AB-ABD Ticaretinde 'Güvenlik Kıskacı': Weyand'dan İtiraf, Stiglitz'den Eleştiri
Avrupa Komisyonu Ticaret ve Ekonomik Güvenlik Genel Direktörü Sabine Weyand, Avrupa'nın son dönemde ABD ile ticaret ilişkilerinde verdiği tavizlere dair dikkat çekici itiraflarda bulundu.

Oluşturma Tarihi: 2025-08-27 22:33:13

Güncelleme Tarihi: 2025-08-27 22:34:07

Meltem Suat Timeturk Dış Haberler Servisi/Özel

Avusturya'da düzenlenen Avrupa Alpbach Forumunda Süddeutsche Zeitung'a (SZ Dossier) konuşan Weyand, “Avrupa tarafı, transatlantik ilişkileri istikrara kavuşturmak için güvenlik garantilerine karşılık ekonomik karşılıktan vazgeçti” dedi.

“İktisadi asimetri bilerek kabul edildi”

ABD'nin Avrupa ihracatına yüksek gümrük vergileri uyguladığı, buna karşı AB'nin misillemeden kaçındığı hatırlatıldığında Weyand, bu durumun “kasıtlı bir tercih” olduğunu söyledi. AB yetkilisine göre Brüksel, ABD ile ilişkilerde gerilimi tırmandırmamak ve güvenlik ortaklığını riske atmamak adına iktisadi asimetrileri kabul etmek zorunda kaldı:

“Gerçekte bu, klasik bir çıkar dengesi değil, genel bir siyasi paketi güvence altına almakla ilgiliydi. Komisyon açısından ideal bir iktisadi politika çözümü değil, stratejik bir değerlendirmeydi.”

Weyand, Ukrayna'daki savaşın Avrupa'yı tamamen ABD güvenlik garantilerine bağımlı hale getirdiğini, bu nedenle üye devletlerin “ABD'ye karşı ticari önlem alma” riskini göze almadığını vurguladı.

“Savaş sonrası model sona erdi”

SZ Dossier'nin haberinde de öne çıkan nokta, ekonomik düzenin “soğuk savaş sonrası paradigmadan” uzaklaştığı oldu.
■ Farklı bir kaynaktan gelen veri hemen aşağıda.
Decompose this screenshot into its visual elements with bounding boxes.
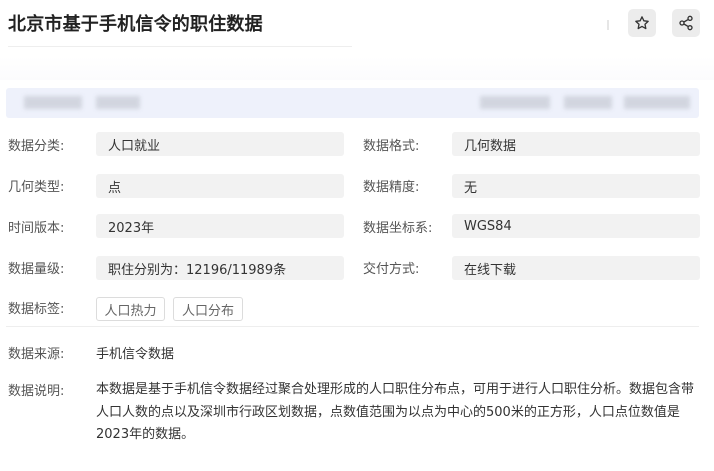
volume-label: 数据量级: <box>8 262 65 277</box>
format-value: 几何数据 <box>452 132 700 156</box>
description-label: 数据说明: <box>8 384 65 399</box>
favorite-button[interactable] <box>628 9 656 37</box>
category-label: 数据分类: <box>8 139 65 154</box>
source-label: 数据来源: <box>8 347 65 362</box>
delivery-value: 在线下载 <box>452 256 700 280</box>
tag-population-heat[interactable]: 人口热力 <box>96 297 165 321</box>
share-icon <box>679 15 693 31</box>
page-title: 北京市基于手机信令的职住数据 <box>8 14 263 35</box>
header-fade <box>0 56 714 80</box>
redacted-block <box>564 96 612 109</box>
tags-label: 数据标签: <box>8 302 65 317</box>
precision-value: 无 <box>452 174 700 198</box>
category-value: 人口就业 <box>96 132 344 156</box>
tag-population-distribution[interactable]: 人口分布 <box>173 297 243 321</box>
share-button[interactable] <box>672 9 700 37</box>
redacted-block <box>480 96 550 109</box>
divider-mark <box>607 20 609 30</box>
volume-value: 职住分别为：12196/11989条 <box>96 256 344 280</box>
description-value: 本数据是基于手机信令数据经过聚合处理形成的人口职住分布点，可用于进行人口职住分析… <box>96 382 695 442</box>
redacted-block <box>624 96 690 109</box>
geometry-label: 几何类型: <box>8 180 65 195</box>
masked-info-bar <box>6 88 699 118</box>
version-label: 时间版本: <box>8 221 65 236</box>
redacted-block <box>24 96 82 109</box>
crs-label: 数据坐标系: <box>363 221 433 236</box>
title-divider <box>8 46 352 47</box>
geometry-value: 点 <box>96 174 344 198</box>
format-label: 数据格式: <box>363 139 420 154</box>
precision-label: 数据精度: <box>363 180 420 195</box>
crs-value: WGS84 <box>452 214 700 238</box>
delivery-label: 交付方式: <box>363 262 420 277</box>
redacted-block <box>96 96 140 109</box>
source-value: 手机信令数据 <box>96 347 175 362</box>
version-value: 2023年 <box>96 214 344 238</box>
star-icon <box>635 16 649 30</box>
section-divider <box>6 326 699 327</box>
Gazeteye göre, karşılıklı tavizlere dayalı klasik çıkar dengesi yerini “siyasi birlik” mantığına bırakıyor. Weyand da bu analizi destekleyerek şunları kaydetti:

“Bağımlılıklar artık güvenlik riski olarak görülüyor. Ticaret ilişkileri giderek güvenlik politikası merceğinden değerlendiriliyor. 1945 sonrası ekonomik düzen geri dönmeyecek; sonsuza kadar bitti.”

Stiglitz: “Bu bir anlaşma değil, ateşkes”
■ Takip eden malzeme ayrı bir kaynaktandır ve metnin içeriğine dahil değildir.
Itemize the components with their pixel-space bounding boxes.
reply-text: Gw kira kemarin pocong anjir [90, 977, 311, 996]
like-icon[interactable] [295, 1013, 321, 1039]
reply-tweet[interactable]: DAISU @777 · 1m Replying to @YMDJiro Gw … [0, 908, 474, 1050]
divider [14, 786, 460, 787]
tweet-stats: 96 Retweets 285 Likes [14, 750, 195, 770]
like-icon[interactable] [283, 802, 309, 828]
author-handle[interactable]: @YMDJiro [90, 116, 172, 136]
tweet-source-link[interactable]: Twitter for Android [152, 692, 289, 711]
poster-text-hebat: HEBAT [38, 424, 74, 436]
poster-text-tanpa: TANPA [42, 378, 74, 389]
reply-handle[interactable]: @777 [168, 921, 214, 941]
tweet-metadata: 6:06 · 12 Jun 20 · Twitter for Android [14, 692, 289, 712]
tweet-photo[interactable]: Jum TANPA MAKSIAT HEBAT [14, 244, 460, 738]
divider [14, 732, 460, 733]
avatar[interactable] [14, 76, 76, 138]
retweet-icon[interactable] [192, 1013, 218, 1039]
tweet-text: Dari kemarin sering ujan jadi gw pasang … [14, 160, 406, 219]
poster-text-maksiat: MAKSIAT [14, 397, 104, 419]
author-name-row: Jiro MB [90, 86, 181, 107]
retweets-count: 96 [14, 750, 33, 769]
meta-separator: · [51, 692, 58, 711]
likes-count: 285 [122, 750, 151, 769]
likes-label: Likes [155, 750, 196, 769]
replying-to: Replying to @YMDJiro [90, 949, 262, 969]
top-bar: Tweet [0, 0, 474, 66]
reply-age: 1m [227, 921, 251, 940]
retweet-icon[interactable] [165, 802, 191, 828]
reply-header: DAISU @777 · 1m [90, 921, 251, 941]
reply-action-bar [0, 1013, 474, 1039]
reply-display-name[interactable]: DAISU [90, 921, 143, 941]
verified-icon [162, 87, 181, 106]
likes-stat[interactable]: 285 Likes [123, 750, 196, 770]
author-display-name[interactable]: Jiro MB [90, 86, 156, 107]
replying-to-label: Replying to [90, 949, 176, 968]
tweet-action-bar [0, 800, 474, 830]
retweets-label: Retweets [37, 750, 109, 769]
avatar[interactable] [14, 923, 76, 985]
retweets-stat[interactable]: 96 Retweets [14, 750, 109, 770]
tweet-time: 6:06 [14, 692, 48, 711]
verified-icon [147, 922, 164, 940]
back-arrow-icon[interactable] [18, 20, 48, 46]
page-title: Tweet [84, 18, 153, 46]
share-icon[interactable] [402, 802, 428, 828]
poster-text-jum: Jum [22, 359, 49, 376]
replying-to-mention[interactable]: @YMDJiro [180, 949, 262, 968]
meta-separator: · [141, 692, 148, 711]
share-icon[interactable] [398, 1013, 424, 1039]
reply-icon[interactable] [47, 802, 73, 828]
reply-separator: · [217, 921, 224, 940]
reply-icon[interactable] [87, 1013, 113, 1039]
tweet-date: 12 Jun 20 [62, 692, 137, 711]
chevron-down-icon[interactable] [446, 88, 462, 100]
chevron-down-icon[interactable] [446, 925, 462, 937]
Alpbach'ta düzenlenen bir başka oturumda konuşan Nobel ödüllü ekonomist Joseph Stiglitz ise, Weyand'ın AB-ABD uzlaşısını fazla iyimser buldu. Stiglitz, Trump'ın tavrına dikkat çekerek, “Geçici bir ateşkes üzerinde anlaştılar, fakat bunu bir anlaşma olarak görmeyin. Trump hiçbir zaman bir anlaşmayı bağlayıcı olarak görmedi” dedi.

Ünlü ekonomist ayrıca Avrupa'nın sadece “ABD'nin keyfi kararlarına” karşı değil, kendi içindeki piyasa bozulmalarına karşı da hazırlıklı olması gerektiğini vurguladı:

“Avrupa'da çok sayıda kurumsal sübvansiyon var. Ben buna steroidli damlama ekonomisi diyorum.”
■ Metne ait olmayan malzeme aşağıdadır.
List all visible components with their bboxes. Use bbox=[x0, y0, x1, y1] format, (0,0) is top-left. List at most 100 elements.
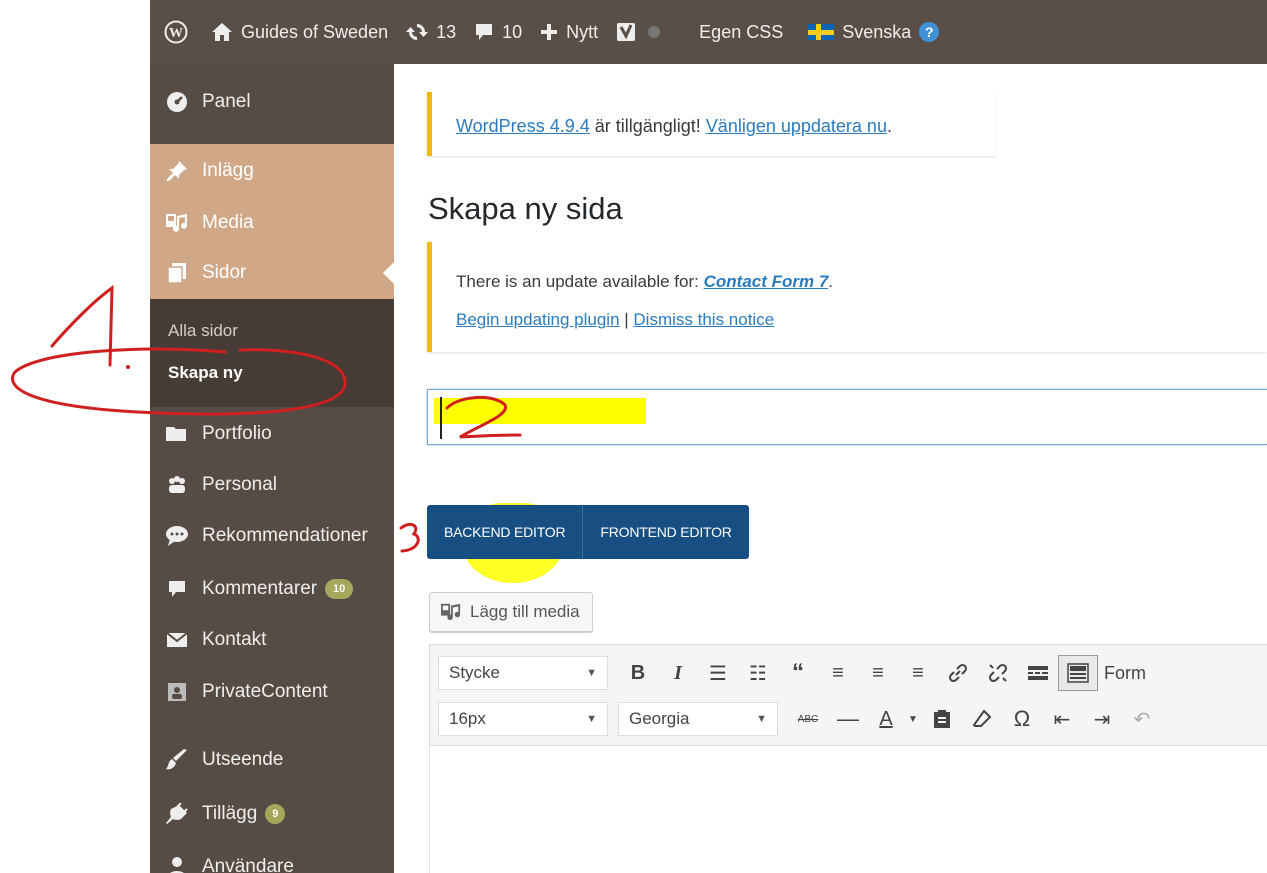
format-select-value: Stycke bbox=[449, 663, 501, 682]
bullet-list-icon[interactable]: ☰ bbox=[698, 655, 738, 691]
sidebar-item-plugins[interactable]: Tillägg 9 bbox=[150, 789, 394, 839]
sidebar-item-pages[interactable]: Sidor bbox=[150, 248, 394, 298]
help-icon[interactable]: ? bbox=[919, 22, 940, 42]
title-highlight bbox=[434, 398, 646, 424]
sidebar-item-label: Sidor bbox=[202, 262, 247, 283]
update-now-link[interactable]: Vänligen uppdatera nu bbox=[706, 116, 887, 136]
blockquote-icon[interactable]: “ bbox=[778, 655, 818, 691]
special-character-icon[interactable]: Ω bbox=[1002, 701, 1042, 737]
format-menu-label[interactable]: Form bbox=[1098, 663, 1146, 684]
align-center-icon[interactable]: ≡ bbox=[858, 655, 898, 691]
action-separator: | bbox=[619, 310, 634, 329]
plugin-update-row: There is an update available for: Contac… bbox=[456, 272, 1267, 292]
sidebar-item-recommendations[interactable]: Rekommendationer bbox=[150, 511, 394, 561]
plugin-update-period: . bbox=[828, 272, 834, 291]
speech-bubble-icon bbox=[164, 523, 190, 549]
sidebar-item-contact[interactable]: Kontakt bbox=[150, 615, 394, 665]
sidebar-item-panel[interactable]: Panel bbox=[150, 77, 394, 127]
chevron-down-icon: ▼ bbox=[586, 667, 597, 679]
plugins-badge: 9 bbox=[265, 804, 286, 824]
begin-updating-link[interactable]: Begin updating plugin bbox=[456, 310, 620, 329]
yoast-icon bbox=[617, 23, 636, 41]
new-content-menu[interactable]: Nytt bbox=[531, 0, 607, 64]
font-size-value: 16px bbox=[449, 709, 486, 728]
font-family-select[interactable]: Georgia ▼ bbox=[618, 702, 778, 736]
italic-icon[interactable]: I bbox=[658, 655, 698, 691]
comments-menu[interactable]: 10 bbox=[465, 0, 531, 64]
sidebar-item-personal[interactable]: Personal bbox=[150, 460, 394, 510]
sidebar-item-posts[interactable]: Inlägg bbox=[150, 146, 394, 196]
site-name-menu[interactable]: Guides of Sweden bbox=[202, 0, 397, 64]
backend-editor-button[interactable]: BACKEND EDITOR bbox=[427, 505, 582, 559]
page-title: Skapa ny sida bbox=[428, 191, 623, 226]
font-size-select[interactable]: 16px ▼ bbox=[438, 702, 608, 736]
language-menu[interactable]: Svenska ? bbox=[792, 0, 948, 64]
text-caret bbox=[440, 397, 442, 439]
custom-css-link[interactable]: Egen CSS bbox=[669, 0, 792, 64]
wp-update-text: är tillgängligt! bbox=[589, 116, 706, 136]
updates-menu[interactable]: 13 bbox=[397, 0, 465, 64]
align-right-icon[interactable]: ≡ bbox=[898, 655, 938, 691]
submenu-all-pages[interactable]: Alla sidor bbox=[168, 321, 238, 341]
sidebar-item-label: Rekommendationer bbox=[202, 525, 368, 546]
toolbar-row-1: Stycke ▼ B I ☰ ☷ “ ≡ ≡ ≡ Form bbox=[438, 653, 1146, 693]
numbered-list-icon[interactable]: ☷ bbox=[738, 655, 778, 691]
wp-update-period: . bbox=[886, 116, 892, 136]
sidebar-item-label: Användare bbox=[202, 856, 294, 873]
sidebar-item-media[interactable]: Media bbox=[150, 198, 394, 248]
align-left-icon[interactable]: ≡ bbox=[818, 655, 858, 691]
dashboard-icon bbox=[164, 89, 190, 115]
frontend-editor-button[interactable]: FRONTEND EDITOR bbox=[582, 505, 748, 559]
text-color-icon[interactable]: A bbox=[868, 701, 904, 737]
yoast-seo-menu[interactable] bbox=[607, 0, 669, 64]
submenu-add-new[interactable]: Skapa ny bbox=[168, 363, 243, 383]
sidebar-item-label: Media bbox=[202, 212, 254, 233]
plug-icon bbox=[164, 801, 190, 827]
sidebar-active-group: Inlägg Media Sidor bbox=[150, 144, 394, 299]
outdent-icon[interactable]: ⇤ bbox=[1042, 701, 1082, 737]
wordpress-icon: W bbox=[164, 20, 188, 44]
envelope-icon bbox=[164, 627, 190, 653]
updates-count: 13 bbox=[436, 21, 457, 42]
indent-icon[interactable]: ⇥ bbox=[1082, 701, 1122, 737]
toolbar-toggle-icon[interactable] bbox=[1058, 655, 1098, 691]
strikethrough-icon[interactable]: ABC bbox=[788, 701, 828, 737]
sweden-flag-icon bbox=[808, 24, 835, 40]
link-icon[interactable] bbox=[938, 655, 978, 691]
site-name: Guides of Sweden bbox=[241, 21, 389, 42]
plugin-name-link[interactable]: Contact Form 7 bbox=[704, 272, 829, 291]
sidebar-item-portfolio[interactable]: Portfolio bbox=[150, 409, 394, 459]
custom-css-label: Egen CSS bbox=[699, 21, 784, 42]
wp-update-notice: WordPress 4.9.4 är tillgängligt! Vänlige… bbox=[427, 92, 996, 156]
sidebar-item-label: Panel bbox=[202, 91, 251, 112]
wordpress-logo-menu[interactable]: W bbox=[150, 0, 202, 64]
editor-toolbar: Stycke ▼ B I ☰ ☷ “ ≡ ≡ ≡ Form 16px ▼ Georg… bbox=[430, 645, 1267, 746]
bold-icon[interactable]: B bbox=[618, 655, 658, 691]
sidebar-item-label: Portfolio bbox=[202, 423, 272, 444]
undo-icon[interactable]: ↶ bbox=[1122, 701, 1162, 737]
comment-icon bbox=[164, 576, 190, 602]
dismiss-notice-link[interactable]: Dismiss this notice bbox=[633, 310, 774, 329]
sidebar-item-users[interactable]: Användare bbox=[150, 842, 394, 873]
format-select[interactable]: Stycke ▼ bbox=[438, 656, 608, 690]
sidebar-item-comments[interactable]: Kommentarer 10 bbox=[150, 564, 394, 614]
sidebar-item-private-content[interactable]: PrivateContent bbox=[150, 667, 394, 717]
comments-badge: 10 bbox=[325, 579, 354, 599]
sidebar-item-label: Tillägg bbox=[202, 803, 258, 824]
comment-icon bbox=[476, 24, 493, 40]
horizontal-line-icon[interactable]: — bbox=[828, 701, 868, 737]
clear-formatting-icon[interactable] bbox=[962, 701, 1002, 737]
sidebar-item-appearance[interactable]: Utseende bbox=[150, 735, 394, 785]
sidebar-item-label: Inlägg bbox=[202, 160, 254, 181]
chevron-down-icon: ▼ bbox=[756, 713, 767, 725]
pin-icon bbox=[164, 158, 190, 184]
read-more-icon[interactable] bbox=[1018, 655, 1058, 691]
wp-version-link[interactable]: WordPress 4.9.4 bbox=[456, 116, 590, 136]
home-icon bbox=[212, 23, 232, 41]
chevron-down-icon[interactable]: ▼ bbox=[904, 701, 922, 737]
unlink-icon[interactable] bbox=[978, 655, 1018, 691]
add-media-button[interactable]: Lägg till media bbox=[429, 592, 593, 632]
toolbar-row-2: 16px ▼ Georgia ▼ ABC — A ▼ Ω ⇤ ⇥ ↶ bbox=[438, 699, 1162, 739]
paste-text-icon[interactable] bbox=[922, 701, 962, 737]
pages-submenu: Alla sidor Skapa ny bbox=[150, 299, 394, 407]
“Avrupa vazgeçilmez olmalı”

Weyand ise jeopolitik risklere karşı daha soğukkanlı bir yaklaşımı savundu. Ona göre Avrupa'nın temel stratejisi, küresel tedarik zincirlerinde “vazgeçilmez” hale gelmek:

“İhtiyacımız olan şey vazgeçilmez olmak. Avrupa, küresel tedarik zincirlerinde vazgeçilmez hale gelmelidir; böylece bağımlılıklarımız bize karşı kullanılmasın.”

Ancak AB kurumlarının bu stratejiyi uygulamak için gerekli yönetişim ve zihniyet yapısına sahip olmadığını da kabul etti: “Doğru yönetişimimiz yok, doğru zihniyetimiz de yok.”